Professor Ajaguna explained that the university is unable to meet the May target as the external auditors, Ernst & Young, had indicated that they were awaiting the auditor general's report. He said initially the auditors had indicated a timeline to submit the independent reports, but, unfortunately, after going through the auditor general's report, they have requested additional information.

PAC Chairman Mark Golding pointed out that the report has been in the public for months, and can therefore no longer be a basis for the delay of the financial statements for the reports.

Ajaguna said the CMU council is equally concerned, and has held a series of meetings with Ernst & Young, but “we are still where we are, but I think they are near completion of the 2015-2016 audit,” he said.

Acting permanent secretary in the education ministry, Dr Grace McLean told the committee that she has never seen a situation of this nature.

She said one of the issues the external auditors had in 2019 was the inability of the team to access the information required by the auditor general and other investigative bodies.
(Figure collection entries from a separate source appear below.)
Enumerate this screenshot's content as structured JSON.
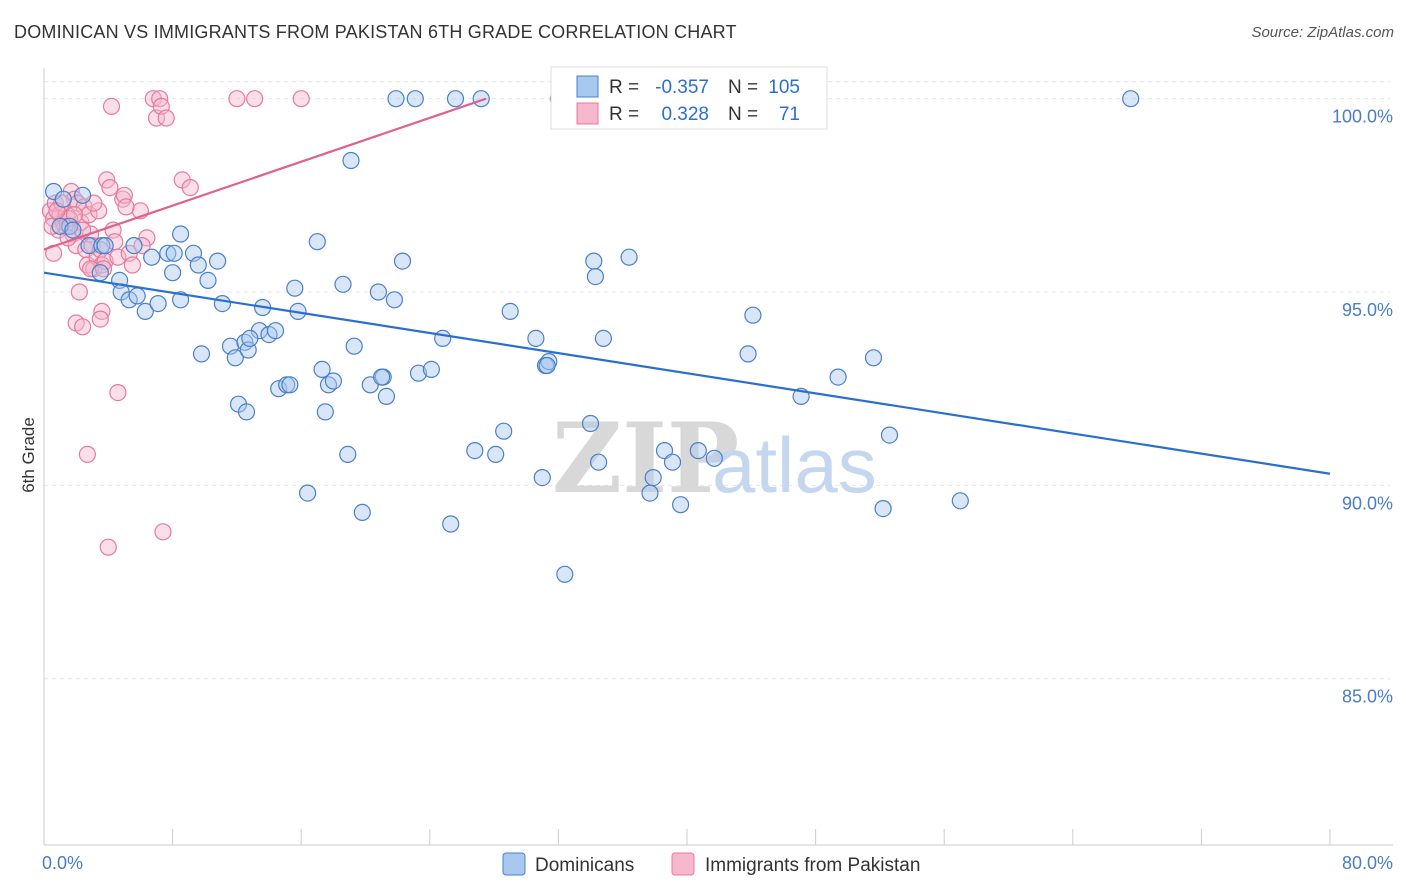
{
  "title": "DOMINICAN VS IMMIGRANTS FROM PAKISTAN 6TH GRADE CORRELATION CHART",
  "source": "Source: ZipAtlas.com",
  "watermark": {
    "zip": "ZIP",
    "atlas": "atlas"
  },
  "colors": {
    "blue_fill": "#a8c8f0",
    "blue_stroke": "#4a80c8",
    "blue_line": "#2a6fd0",
    "pink_fill": "#f5b8cc",
    "pink_stroke": "#e8799c",
    "pink_line": "#e06090",
    "grid": "#e6e6e6",
    "axis_text": "#4a7cc7"
  },
  "legend": {
    "rows": [
      {
        "r_label": "R =",
        "r_value": "-0.357",
        "n_label": "N =",
        "n_value": "105"
      },
      {
        "r_label": "R =",
        "r_value": "0.328",
        "n_label": "N =",
        "n_value": "71"
      }
    ]
  },
  "chart_data": {
    "type": "scatter",
    "title": "DOMINICAN VS IMMIGRANTS FROM PAKISTAN 6TH GRADE CORRELATION CHART",
    "xlabel": "",
    "ylabel": "6th Grade",
    "xlim": [
      0,
      80
    ],
    "ylim": [
      80.7,
      101.0
    ],
    "x_tick_labels": [
      "0.0%",
      "80.0%"
    ],
    "y_ticks": [
      {
        "value": 100,
        "label": "100.0%"
      },
      {
        "value": 95,
        "label": "95.0%"
      },
      {
        "value": 90,
        "label": "90.0%"
      },
      {
        "value": 85,
        "label": "85.0%"
      }
    ],
    "legend_position": "bottom-center",
    "series": [
      {
        "name": "Dominicans",
        "color": "blue",
        "trend": {
          "x": [
            0,
            80
          ],
          "y": [
            95.5,
            90.3
          ]
        },
        "points": [
          [
            0.6,
            97.6
          ],
          [
            1.2,
            97.4
          ],
          [
            1.6,
            96.7
          ],
          [
            2.8,
            96.2
          ],
          [
            3.6,
            96.2
          ],
          [
            1.0,
            96.7
          ],
          [
            3.8,
            96.2
          ],
          [
            4.7,
            95.3
          ],
          [
            4.8,
            95.0
          ],
          [
            5.3,
            94.8
          ],
          [
            5.8,
            94.9
          ],
          [
            6.3,
            94.5
          ],
          [
            7.1,
            94.7
          ],
          [
            5.6,
            96.2
          ],
          [
            6.7,
            95.9
          ],
          [
            7.7,
            96.0
          ],
          [
            8.5,
            96.5
          ],
          [
            8.0,
            95.5
          ],
          [
            8.5,
            94.8
          ],
          [
            9.3,
            96.0
          ],
          [
            9.6,
            95.7
          ],
          [
            10.2,
            95.3
          ],
          [
            10.8,
            95.8
          ],
          [
            11.1,
            94.7
          ],
          [
            9.8,
            93.4
          ],
          [
            11.6,
            93.6
          ],
          [
            11.9,
            93.3
          ],
          [
            12.5,
            93.7
          ],
          [
            12.7,
            93.5
          ],
          [
            12.1,
            92.1
          ],
          [
            12.6,
            91.9
          ],
          [
            13.4,
            94.0
          ],
          [
            13.6,
            94.6
          ],
          [
            14.0,
            93.9
          ],
          [
            14.4,
            94.0
          ],
          [
            14.6,
            92.5
          ],
          [
            15.1,
            92.6
          ],
          [
            15.6,
            95.1
          ],
          [
            15.8,
            94.5
          ],
          [
            16.4,
            89.8
          ],
          [
            17.0,
            96.3
          ],
          [
            17.3,
            93.0
          ],
          [
            17.5,
            91.9
          ],
          [
            17.7,
            92.6
          ],
          [
            18.0,
            92.7
          ],
          [
            18.6,
            95.2
          ],
          [
            18.9,
            90.8
          ],
          [
            19.3,
            93.6
          ],
          [
            19.8,
            89.3
          ],
          [
            20.3,
            92.6
          ],
          [
            20.8,
            95.0
          ],
          [
            21.1,
            92.8
          ],
          [
            21.3,
            92.3
          ],
          [
            21.8,
            94.8
          ],
          [
            21.9,
            100.0
          ],
          [
            22.3,
            95.8
          ],
          [
            23.1,
            100.0
          ],
          [
            23.3,
            92.9
          ],
          [
            24.1,
            93.0
          ],
          [
            24.8,
            93.8
          ],
          [
            25.3,
            89.0
          ],
          [
            25.6,
            100.0
          ],
          [
            26.8,
            90.9
          ],
          [
            27.2,
            100.0
          ],
          [
            28.1,
            90.8
          ],
          [
            28.6,
            91.4
          ],
          [
            29.0,
            94.5
          ],
          [
            30.6,
            93.8
          ],
          [
            31.0,
            90.2
          ],
          [
            31.2,
            93.1
          ],
          [
            31.4,
            93.2
          ],
          [
            32.0,
            100.0
          ],
          [
            32.4,
            87.7
          ],
          [
            33.2,
            100.0
          ],
          [
            34.0,
            91.6
          ],
          [
            34.2,
            95.8
          ],
          [
            34.3,
            95.4
          ],
          [
            34.5,
            90.6
          ],
          [
            34.8,
            93.8
          ],
          [
            36.4,
            95.9
          ],
          [
            37.7,
            89.8
          ],
          [
            37.9,
            90.2
          ],
          [
            38.6,
            90.9
          ],
          [
            39.1,
            90.6
          ],
          [
            39.6,
            89.5
          ],
          [
            40.7,
            90.9
          ],
          [
            41.7,
            90.7
          ],
          [
            43.8,
            93.4
          ],
          [
            44.1,
            94.4
          ],
          [
            47.1,
            92.3
          ],
          [
            49.4,
            92.8
          ],
          [
            51.6,
            93.3
          ],
          [
            52.2,
            89.4
          ],
          [
            52.6,
            91.3
          ],
          [
            57.0,
            89.6
          ],
          [
            67.6,
            100.0
          ],
          [
            31.3,
            93.1
          ],
          [
            15.3,
            92.6
          ],
          [
            3.5,
            95.5
          ],
          [
            8.1,
            96.0
          ],
          [
            2.4,
            97.5
          ],
          [
            1.8,
            96.6
          ],
          [
            12.8,
            93.8
          ],
          [
            21.0,
            92.8
          ],
          [
            19.1,
            98.4
          ]
        ]
      },
      {
        "name": "Immigrants from Pakistan",
        "color": "pink",
        "trend": {
          "x": [
            0,
            27.5
          ],
          "y": [
            96.1,
            100.0
          ]
        },
        "points": [
          [
            0.4,
            97.1
          ],
          [
            0.6,
            96.9
          ],
          [
            0.7,
            97.3
          ],
          [
            0.9,
            96.6
          ],
          [
            1.0,
            97.0
          ],
          [
            1.2,
            96.8
          ],
          [
            1.4,
            97.0
          ],
          [
            1.5,
            96.9
          ],
          [
            1.7,
            97.6
          ],
          [
            1.8,
            96.5
          ],
          [
            1.9,
            97.4
          ],
          [
            2.0,
            96.2
          ],
          [
            2.1,
            97.3
          ],
          [
            2.3,
            96.8
          ],
          [
            2.5,
            97.2
          ],
          [
            2.6,
            96.1
          ],
          [
            2.7,
            95.7
          ],
          [
            2.8,
            97.0
          ],
          [
            2.9,
            96.5
          ],
          [
            3.0,
            96.2
          ],
          [
            3.1,
            95.6
          ],
          [
            3.3,
            95.9
          ],
          [
            3.4,
            97.1
          ],
          [
            3.5,
            96.1
          ],
          [
            3.6,
            95.7
          ],
          [
            3.8,
            95.8
          ],
          [
            3.9,
            97.9
          ],
          [
            4.1,
            97.7
          ],
          [
            4.3,
            96.6
          ],
          [
            4.6,
            95.9
          ],
          [
            4.9,
            97.4
          ],
          [
            5.0,
            97.5
          ],
          [
            5.3,
            96.0
          ],
          [
            5.5,
            95.7
          ],
          [
            6.0,
            97.1
          ],
          [
            6.4,
            96.4
          ],
          [
            6.8,
            100.0
          ],
          [
            7.0,
            99.5
          ],
          [
            7.2,
            100.0
          ],
          [
            7.3,
            99.8
          ],
          [
            7.6,
            99.5
          ],
          [
            8.6,
            97.9
          ],
          [
            9.1,
            97.7
          ],
          [
            12.0,
            100.0
          ],
          [
            13.1,
            100.0
          ],
          [
            16.0,
            100.0
          ],
          [
            4.2,
            99.8
          ],
          [
            3.6,
            94.5
          ],
          [
            3.5,
            94.3
          ],
          [
            2.0,
            94.2
          ],
          [
            2.4,
            94.1
          ],
          [
            4.6,
            92.4
          ],
          [
            2.7,
            90.8
          ],
          [
            4.0,
            88.4
          ],
          [
            7.4,
            88.8
          ],
          [
            0.6,
            96.0
          ],
          [
            1.1,
            97.3
          ],
          [
            1.6,
            96.9
          ],
          [
            2.2,
            95.0
          ],
          [
            3.1,
            97.3
          ],
          [
            0.8,
            97.1
          ],
          [
            1.3,
            96.7
          ],
          [
            5.1,
            97.2
          ],
          [
            2.4,
            96.6
          ],
          [
            1.9,
            97.0
          ],
          [
            0.5,
            96.7
          ],
          [
            6.1,
            96.2
          ],
          [
            4.4,
            96.3
          ],
          [
            2.9,
            95.6
          ],
          [
            1.5,
            96.4
          ],
          [
            3.7,
            95.6
          ]
        ]
      }
    ]
  }
}
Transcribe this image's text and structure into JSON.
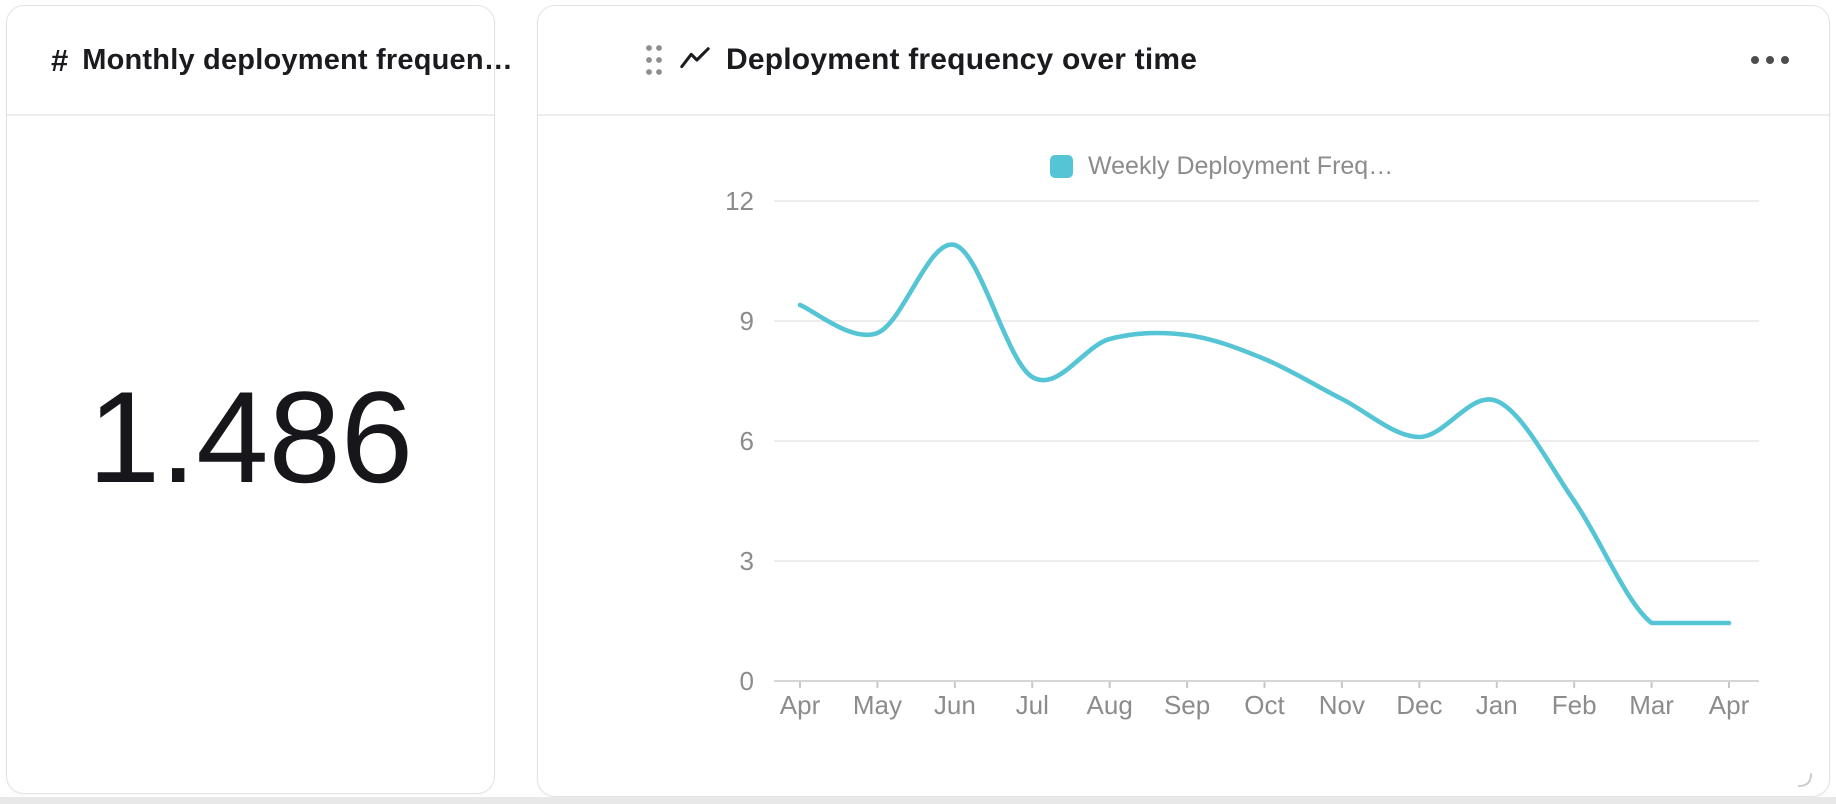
{
  "page": {
    "background": "#ffffff",
    "bottom_edge_color": "#e8e8e8"
  },
  "metric_card": {
    "icon_glyph": "#",
    "title": "Monthly deployment frequen…",
    "value": "1.486"
  },
  "chart_card": {
    "title": "Deployment frequency over time",
    "menu_icon": "ellipsis-menu",
    "drag_handle_icon": "six-dot-grid",
    "resize_icon": "corner-resize"
  },
  "chart_data": {
    "type": "line",
    "title": "Deployment frequency over time",
    "smooth": true,
    "grid": true,
    "legend_position": "top-center",
    "x_labels": [
      "Apr",
      "May",
      "Jun",
      "Jul",
      "Aug",
      "Sep",
      "Oct",
      "Nov",
      "Dec",
      "Jan",
      "Feb",
      "Mar",
      "Apr"
    ],
    "y_ticks": [
      0,
      3,
      6,
      9,
      12
    ],
    "ylim": [
      0,
      12
    ],
    "series": [
      {
        "name": "Weekly Deployment Freq…",
        "color": "#55c4d4",
        "values": [
          9.4,
          8.7,
          10.9,
          7.6,
          8.55,
          8.65,
          8.05,
          7.05,
          6.1,
          7.0,
          4.5,
          1.45,
          1.45
        ]
      }
    ],
    "colors": {
      "gridline": "#ededee",
      "axis_line": "#d6d6d8",
      "tick_mark": "#c8c8ca",
      "axis_label": "#8c8c8e"
    }
  }
}
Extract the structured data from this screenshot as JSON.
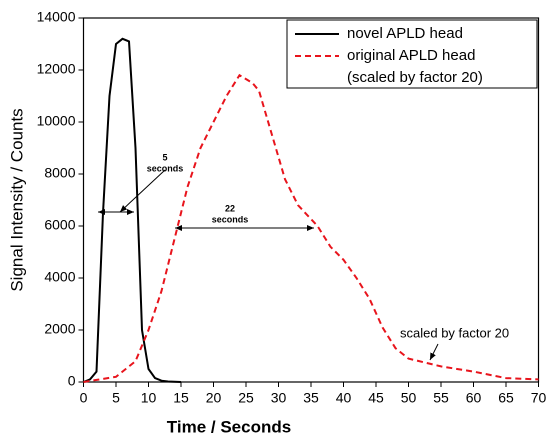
{
  "chart_data": {
    "type": "line",
    "xlabel": "Time / Seconds",
    "ylabel": "Signal Intensity / Counts",
    "xlim": [
      0,
      70
    ],
    "xticks": [
      0,
      5,
      10,
      15,
      20,
      25,
      30,
      35,
      40,
      45,
      50,
      55,
      60,
      65,
      70
    ],
    "ylim": [
      0,
      14000
    ],
    "yticks": [
      0,
      2000,
      4000,
      6000,
      8000,
      10000,
      12000,
      14000
    ],
    "legend": "upper right",
    "series": [
      {
        "name": "novel APLD head",
        "color": "#000000",
        "dash": false,
        "x": [
          0,
          1,
          2,
          3,
          4,
          5,
          6,
          7,
          8,
          9,
          10,
          11,
          12,
          13,
          14,
          15
        ],
        "values": [
          0,
          100,
          400,
          6500,
          11000,
          13000,
          13200,
          13100,
          9000,
          2000,
          500,
          150,
          50,
          20,
          10,
          0
        ]
      },
      {
        "name": "original APLD head",
        "legend_note": "(scaled by factor 20)",
        "color": "#e8141c",
        "dash": true,
        "x": [
          0,
          5,
          8,
          10,
          12,
          14,
          16,
          18,
          20,
          22,
          24,
          26,
          27,
          29,
          31,
          33,
          36,
          38,
          40,
          42,
          44,
          46,
          48,
          50,
          55,
          60,
          65,
          70
        ],
        "values": [
          0,
          200,
          800,
          2000,
          3500,
          5500,
          7500,
          9000,
          10000,
          11000,
          11800,
          11500,
          11200,
          9500,
          7800,
          6800,
          6000,
          5200,
          4700,
          4000,
          3200,
          2100,
          1300,
          900,
          600,
          400,
          150,
          100
        ]
      }
    ],
    "annotations": [
      {
        "lines": [
          "5",
          "seconds"
        ]
      },
      {
        "lines": [
          "22",
          "seconds"
        ]
      },
      {
        "lines": [
          "scaled by factor 20"
        ]
      }
    ]
  }
}
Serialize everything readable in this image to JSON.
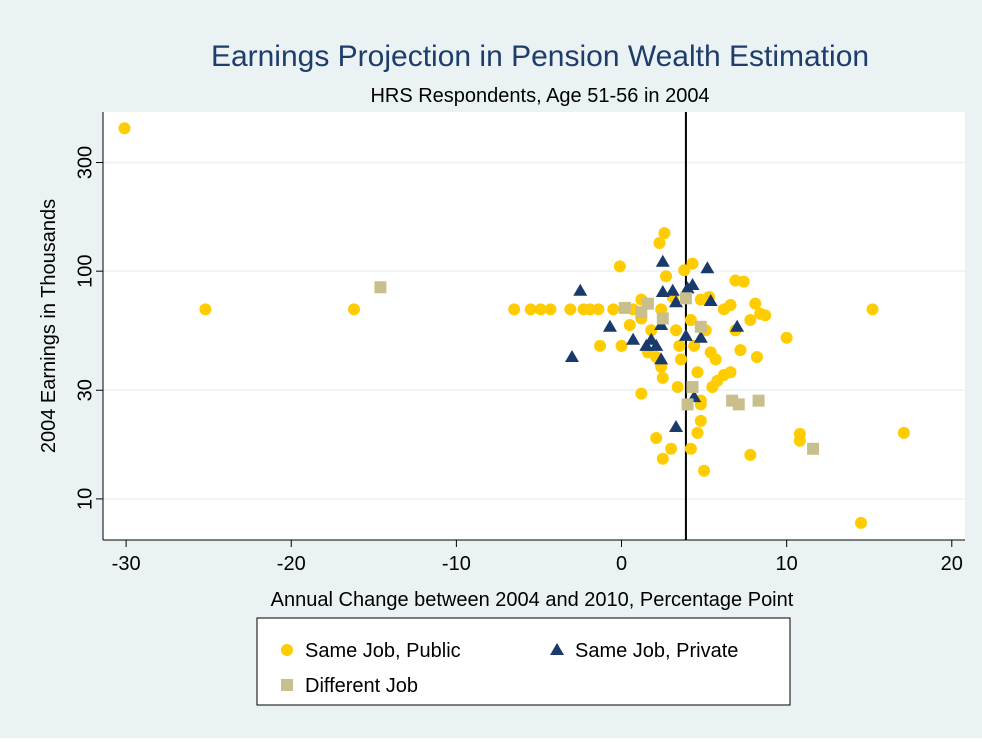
{
  "chart_data": {
    "type": "scatter",
    "title": "Earnings Projection in Pension Wealth Estimation",
    "subtitle": "HRS Respondents, Age 51-56 in 2004",
    "x_label": "Annual Change between 2004 and 2010, Percentage Point",
    "y_label": "2004 Earnings in Thousands",
    "xlim": [
      -31.4,
      20.8
    ],
    "ylim": [
      6.6,
      500
    ],
    "xticks": [
      -30,
      -20,
      -10,
      0,
      10,
      20
    ],
    "yticks": [
      10,
      30,
      100,
      300
    ],
    "y_log": true,
    "grid": true,
    "xline": 3.9,
    "legend": "bottom",
    "series": [
      {
        "name": "Same Job, Public",
        "color": "#ffcc00",
        "marker": "circle",
        "x": [
          -30.1,
          -25.2,
          -16.2,
          -6.5,
          -5.5,
          -4.9,
          -4.3,
          -3.1,
          -2.3,
          -1.9,
          -1.4,
          -0.5,
          -0.1,
          -1.3,
          0.5,
          0,
          1.2,
          1.2,
          1.6,
          2.1,
          2.4,
          2.5,
          2.4,
          2.6,
          2.3,
          2.7,
          3.1,
          3.3,
          3.5,
          3.6,
          3.4,
          3.8,
          4.3,
          4.2,
          4.4,
          4.6,
          4.8,
          4.8,
          4.8,
          4.6,
          4.2,
          5.0,
          3.0,
          2.5,
          2.1,
          5.4,
          5.7,
          5.5,
          5.8,
          6.2,
          6.6,
          5.3,
          6.2,
          6.6,
          6.9,
          7.4,
          7.8,
          8.1,
          8.4,
          8.7,
          8.2,
          7.8,
          10.8,
          10.0,
          10.8,
          15.2,
          17.1,
          14.5,
          7.2,
          6.9,
          1.8,
          1.2,
          0.7,
          4.8,
          5.1
        ],
        "values": [
          424,
          68,
          68,
          68,
          68,
          68,
          68,
          68,
          68,
          68,
          68,
          68,
          105,
          47,
          58,
          47,
          75,
          29,
          44,
          42,
          38,
          34,
          68,
          147,
          133,
          95,
          77,
          55,
          47,
          41,
          31,
          101,
          108,
          61,
          47,
          36,
          27,
          26,
          22,
          19.5,
          16.6,
          13.3,
          16.6,
          15,
          18.5,
          44,
          41,
          31,
          33,
          35,
          36,
          77,
          68,
          71,
          91,
          90,
          61,
          72,
          65,
          64,
          42,
          15.6,
          18,
          51,
          19.3,
          68,
          19.5,
          7.85,
          45,
          55,
          55,
          62,
          68,
          75,
          55
        ]
      },
      {
        "name": "Same Job, Private",
        "color": "#1a3a6b",
        "marker": "triangle",
        "x": [
          -2.5,
          -3.0,
          -0.7,
          0.7,
          1.5,
          1.8,
          2.1,
          2.4,
          2.4,
          2.5,
          2.5,
          3.1,
          3.3,
          4.0,
          4.3,
          5.2,
          5.4,
          4.8,
          3.9,
          3.3,
          4.4,
          7.0
        ],
        "values": [
          82,
          42,
          57,
          50,
          47,
          50,
          47,
          58,
          41,
          110,
          81,
          82,
          73,
          84,
          87,
          103,
          74,
          51,
          52,
          20.7,
          28,
          57
        ]
      },
      {
        "name": "Different Job",
        "color": "#c8bf8c",
        "marker": "square",
        "x": [
          -14.6,
          0.2,
          1.2,
          1.6,
          2.5,
          3.9,
          4.8,
          4.3,
          4.0,
          6.7,
          7.1,
          8.3,
          11.6
        ],
        "values": [
          85,
          69,
          66,
          72,
          62,
          76,
          57,
          31,
          26,
          27,
          26,
          27,
          16.6
        ]
      }
    ]
  }
}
Auditor General Pamela Monroe Ellis offered a possible explanation for the hold-up, pointing to some of the challenges her team faced in the probe, which could also pose challenges for other auditors.

“As an example, a common exercise that is undertaken for a financial statement audit is that you will send a bank confirmation to all the banks for the bank accounts listed by the agency, we did that initially… what we found out, and I suspect this is what has caused a problem for the auditors, is that not all the bank accounts were revealed to us,” she outlined, noting that her team had learnt about the CMU's 22 bank accounts mentioned in the special report by other means.

“...For example, if CMU revealed to us that they have a bank account at a financial institution that is in New Kingston, the confirmation will go to New Kingston, but there may be bank accounts held at other locations for that bank, but those will not be revealed. The financial statement auditors Ernst & Young, having gone through the report, will realise that there is information that they did not know, that, as auditors, they will have to form an opinion on, so I suspect that they are now requesting that information. And my understanding is that there isn't supporting documentation for all the transactions, and that is also going to present a challenge to the auditor,” Monroe Ellis asserted.

According to the auditor general's report, between April and October 2019, the CMU's council convened 11 meetings, but had met only 12 times in three years between April 2016 and March 2019.

In its response, the CMU said the new council is now in place and arrangements are being made for the first meeting to be held, and that the council will form the subcommittees and schedule all meetings.